Da es für den Vorangehenden am anstrengendsten war, die Tritte im Sand zu machen (während die anderen seine Spuren nutzen konnten), wechselten wir uns in der Reihenfolge ab. Schnell merkten wir, dass Trinkpausen doch dringender nötig sind als zunächst gedacht und die ausgelassenen Gespräche klangen langsam aus. Doch mit jedem Blick in die Umgebung zahlte sich die Anstrengung aus. Das Drama aus Licht und Farben war einmalig schön. Keine Düne gleicht der anderen und Menschen gehen wie kleine Spielfiguren im Gesamtbild verloren.

Ungefähr zwei Stunden benötigten wir bis zur letzten Etappe, an der Nico und Caro kapitulierten. Jannis und Julian hingegen wollten das Ziel unbedingt noch erreichen und versicherten uns nach einer längeren Pause, uns in ungefähr 20 Minuten unten im „Deadvlei“ zu treffen. Das Ziel auf den Dünen ist zwar immer in Sichtweite, wie lange es dann aber wirklich noch dauert, unterschätzt man teilweise maßlos. Das Runtergehen hingehen macht Spaß und kostet längst nicht so viel Zeit und Kraft wie das Aufsteigen. Im Deadvlei angekommen, treffen wir auf einen „Friedhof der Bäume“. Umgeben von den riesigen Dünen ragen hier seit Jahrhunderten unzählige tote Bäume in den Himmel. Die Kameldornbäume sollen über 1000 Jahre alt sein. Ursprünglich wurden sie von einem Fluss genährt, der durch die Region fließt. Seit ungefähr 900 Jahren trocknet der Fluss aber mehr und mehr aus und die fruchtbare Umgebung versandet und stirbt. Parallel dazu sorgt der Wind in der Region für das hohe Auftürmen des Sandes auf den Dünen. Das Deadvlei heißt passender weise so viel wie „vertrockneter Sumpf“.

Da unsere Kräfte nahezu aufgebraucht waren, entschieden wir uns, relativ schnell zurück zu den Autos zu gehen und langsam unsere nächste Station vor unserem letzten Stopp in Namibia anzusteuern. Entlang der Schotterpisten erreichten wir nach drei Stunden das Camp Koiimasis, das uns von Freunden empfohlen wurde. Eine etwas eigensinnige Gastgeberin empfing und schickte uns zu unserem Platz im „Hinterhof“. In Deutschland wäre dieser Hof ungefähr so groß wie ein kleines Dorf. Als derzeit einzige Gäste genossen wir den besonders angelegten Platz zwischen riesigen Steinen, bei denen man sich fragte, wie die da überhaupt hingekommen sind.
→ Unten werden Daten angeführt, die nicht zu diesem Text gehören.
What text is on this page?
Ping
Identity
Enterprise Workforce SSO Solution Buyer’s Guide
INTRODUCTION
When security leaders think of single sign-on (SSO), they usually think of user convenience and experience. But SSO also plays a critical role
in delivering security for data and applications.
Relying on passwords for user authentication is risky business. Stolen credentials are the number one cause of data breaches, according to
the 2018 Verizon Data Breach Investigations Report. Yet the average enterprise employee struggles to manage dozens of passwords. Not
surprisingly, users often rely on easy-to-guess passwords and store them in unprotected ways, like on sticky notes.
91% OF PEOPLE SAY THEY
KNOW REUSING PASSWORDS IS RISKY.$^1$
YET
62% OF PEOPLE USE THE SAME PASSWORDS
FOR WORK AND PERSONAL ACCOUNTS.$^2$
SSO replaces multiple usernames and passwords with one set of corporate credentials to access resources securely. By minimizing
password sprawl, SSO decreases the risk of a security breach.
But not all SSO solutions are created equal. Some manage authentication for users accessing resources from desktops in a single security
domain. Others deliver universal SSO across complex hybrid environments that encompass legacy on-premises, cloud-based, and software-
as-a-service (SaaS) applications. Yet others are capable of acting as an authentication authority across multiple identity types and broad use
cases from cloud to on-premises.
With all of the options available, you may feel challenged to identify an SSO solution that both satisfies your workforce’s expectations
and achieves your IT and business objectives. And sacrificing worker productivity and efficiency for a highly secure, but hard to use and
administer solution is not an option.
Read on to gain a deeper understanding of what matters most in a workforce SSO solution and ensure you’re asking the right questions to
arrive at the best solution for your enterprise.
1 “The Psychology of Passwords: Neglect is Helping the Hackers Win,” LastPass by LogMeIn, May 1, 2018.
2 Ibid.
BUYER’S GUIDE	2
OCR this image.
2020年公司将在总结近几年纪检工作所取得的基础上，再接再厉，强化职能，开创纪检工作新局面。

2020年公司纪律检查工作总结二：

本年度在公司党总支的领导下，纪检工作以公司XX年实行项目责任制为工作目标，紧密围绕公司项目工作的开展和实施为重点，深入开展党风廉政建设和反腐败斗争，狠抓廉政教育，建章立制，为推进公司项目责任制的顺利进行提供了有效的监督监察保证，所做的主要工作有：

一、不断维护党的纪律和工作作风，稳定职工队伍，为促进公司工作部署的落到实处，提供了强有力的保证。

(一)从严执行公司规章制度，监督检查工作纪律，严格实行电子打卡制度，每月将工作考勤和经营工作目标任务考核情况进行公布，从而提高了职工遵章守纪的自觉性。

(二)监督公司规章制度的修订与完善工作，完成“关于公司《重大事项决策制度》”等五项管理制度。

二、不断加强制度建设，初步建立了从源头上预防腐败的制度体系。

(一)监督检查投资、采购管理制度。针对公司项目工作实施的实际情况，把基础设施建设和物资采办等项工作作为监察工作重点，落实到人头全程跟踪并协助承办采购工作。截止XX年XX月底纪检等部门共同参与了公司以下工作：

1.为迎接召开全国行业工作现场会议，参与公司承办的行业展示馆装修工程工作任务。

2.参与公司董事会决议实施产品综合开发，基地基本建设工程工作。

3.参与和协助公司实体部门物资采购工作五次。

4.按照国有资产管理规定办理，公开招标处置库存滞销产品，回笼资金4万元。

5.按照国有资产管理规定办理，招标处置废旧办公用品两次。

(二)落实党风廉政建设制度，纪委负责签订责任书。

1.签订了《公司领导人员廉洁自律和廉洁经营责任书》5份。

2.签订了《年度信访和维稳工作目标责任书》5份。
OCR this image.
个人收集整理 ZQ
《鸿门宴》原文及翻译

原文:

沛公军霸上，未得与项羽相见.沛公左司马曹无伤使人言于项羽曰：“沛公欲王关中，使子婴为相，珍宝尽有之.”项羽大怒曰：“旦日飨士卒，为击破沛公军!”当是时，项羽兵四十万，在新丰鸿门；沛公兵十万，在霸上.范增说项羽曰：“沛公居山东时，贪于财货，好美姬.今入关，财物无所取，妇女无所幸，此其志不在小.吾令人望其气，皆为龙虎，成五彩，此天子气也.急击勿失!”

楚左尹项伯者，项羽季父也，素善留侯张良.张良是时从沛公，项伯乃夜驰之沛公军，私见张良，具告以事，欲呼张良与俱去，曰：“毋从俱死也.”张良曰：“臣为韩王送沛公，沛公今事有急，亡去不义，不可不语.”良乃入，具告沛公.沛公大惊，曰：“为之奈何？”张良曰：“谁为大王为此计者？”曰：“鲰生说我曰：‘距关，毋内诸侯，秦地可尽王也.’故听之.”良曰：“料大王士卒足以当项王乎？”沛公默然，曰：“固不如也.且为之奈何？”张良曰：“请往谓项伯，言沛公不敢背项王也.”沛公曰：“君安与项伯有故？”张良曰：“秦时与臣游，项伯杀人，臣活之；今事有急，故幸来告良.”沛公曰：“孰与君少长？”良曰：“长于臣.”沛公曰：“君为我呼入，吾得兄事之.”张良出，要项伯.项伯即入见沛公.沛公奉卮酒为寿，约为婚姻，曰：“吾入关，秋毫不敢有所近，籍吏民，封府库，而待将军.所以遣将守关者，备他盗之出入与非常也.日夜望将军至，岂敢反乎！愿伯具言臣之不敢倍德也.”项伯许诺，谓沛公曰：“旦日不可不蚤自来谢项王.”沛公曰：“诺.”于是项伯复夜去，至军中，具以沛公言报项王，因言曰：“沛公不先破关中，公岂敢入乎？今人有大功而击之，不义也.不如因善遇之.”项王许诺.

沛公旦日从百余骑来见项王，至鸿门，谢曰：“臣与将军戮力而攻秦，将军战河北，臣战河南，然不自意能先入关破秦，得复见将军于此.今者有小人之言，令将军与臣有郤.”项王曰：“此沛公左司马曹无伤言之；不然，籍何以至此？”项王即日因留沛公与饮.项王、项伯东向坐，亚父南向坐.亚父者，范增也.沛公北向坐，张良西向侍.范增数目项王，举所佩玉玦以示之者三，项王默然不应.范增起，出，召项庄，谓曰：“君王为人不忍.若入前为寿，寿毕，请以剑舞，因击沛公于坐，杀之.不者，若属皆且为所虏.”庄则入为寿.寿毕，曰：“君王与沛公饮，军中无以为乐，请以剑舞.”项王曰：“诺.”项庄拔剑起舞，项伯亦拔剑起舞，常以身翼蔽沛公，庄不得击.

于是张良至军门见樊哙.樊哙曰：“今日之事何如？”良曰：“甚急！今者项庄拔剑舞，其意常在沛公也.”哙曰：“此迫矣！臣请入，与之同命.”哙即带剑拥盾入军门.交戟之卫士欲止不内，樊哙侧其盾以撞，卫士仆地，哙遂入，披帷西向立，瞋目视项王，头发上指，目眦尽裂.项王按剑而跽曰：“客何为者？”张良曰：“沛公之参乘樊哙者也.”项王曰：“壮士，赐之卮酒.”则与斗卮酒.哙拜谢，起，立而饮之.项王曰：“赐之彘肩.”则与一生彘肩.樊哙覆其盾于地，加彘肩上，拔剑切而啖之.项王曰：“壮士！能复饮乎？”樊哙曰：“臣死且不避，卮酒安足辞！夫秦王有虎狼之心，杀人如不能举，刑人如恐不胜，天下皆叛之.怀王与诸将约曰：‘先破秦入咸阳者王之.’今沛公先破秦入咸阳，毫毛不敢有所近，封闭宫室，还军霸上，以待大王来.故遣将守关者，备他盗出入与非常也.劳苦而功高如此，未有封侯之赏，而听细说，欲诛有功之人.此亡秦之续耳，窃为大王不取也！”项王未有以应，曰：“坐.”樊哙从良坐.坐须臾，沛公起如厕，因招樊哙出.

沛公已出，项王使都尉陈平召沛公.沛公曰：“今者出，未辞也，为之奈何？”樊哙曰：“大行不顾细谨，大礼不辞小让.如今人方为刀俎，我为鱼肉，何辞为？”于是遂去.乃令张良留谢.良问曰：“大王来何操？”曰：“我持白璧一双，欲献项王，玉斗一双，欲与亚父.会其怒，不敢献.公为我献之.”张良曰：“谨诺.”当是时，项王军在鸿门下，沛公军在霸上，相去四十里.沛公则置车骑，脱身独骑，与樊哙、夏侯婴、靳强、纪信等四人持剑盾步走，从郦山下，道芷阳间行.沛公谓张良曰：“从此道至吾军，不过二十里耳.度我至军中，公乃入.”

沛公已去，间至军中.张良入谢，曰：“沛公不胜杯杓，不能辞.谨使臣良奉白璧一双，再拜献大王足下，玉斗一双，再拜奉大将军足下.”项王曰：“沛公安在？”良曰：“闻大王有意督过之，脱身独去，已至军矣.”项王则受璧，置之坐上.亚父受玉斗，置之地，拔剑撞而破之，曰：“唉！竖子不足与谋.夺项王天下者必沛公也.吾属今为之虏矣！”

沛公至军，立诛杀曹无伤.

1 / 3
Unsere letzte Etappe mit Jannis und Nico führte zu einem anderen sandigen Ort in Namibia. Mit der Hafenstadt Lüderitz endete unsere zwei Wochen Roadtrip durch dieses wunderschöne Land. Doch bevor wir Abschied voneinander nehmen mussten, gönnten wir uns ein Hostelzimmer, um die Stadt zentraler erkunden zu können. Auch die Begeisterung des Campens an sich wurde nicht mehr von allen Gruppenmitgliedern geteilt.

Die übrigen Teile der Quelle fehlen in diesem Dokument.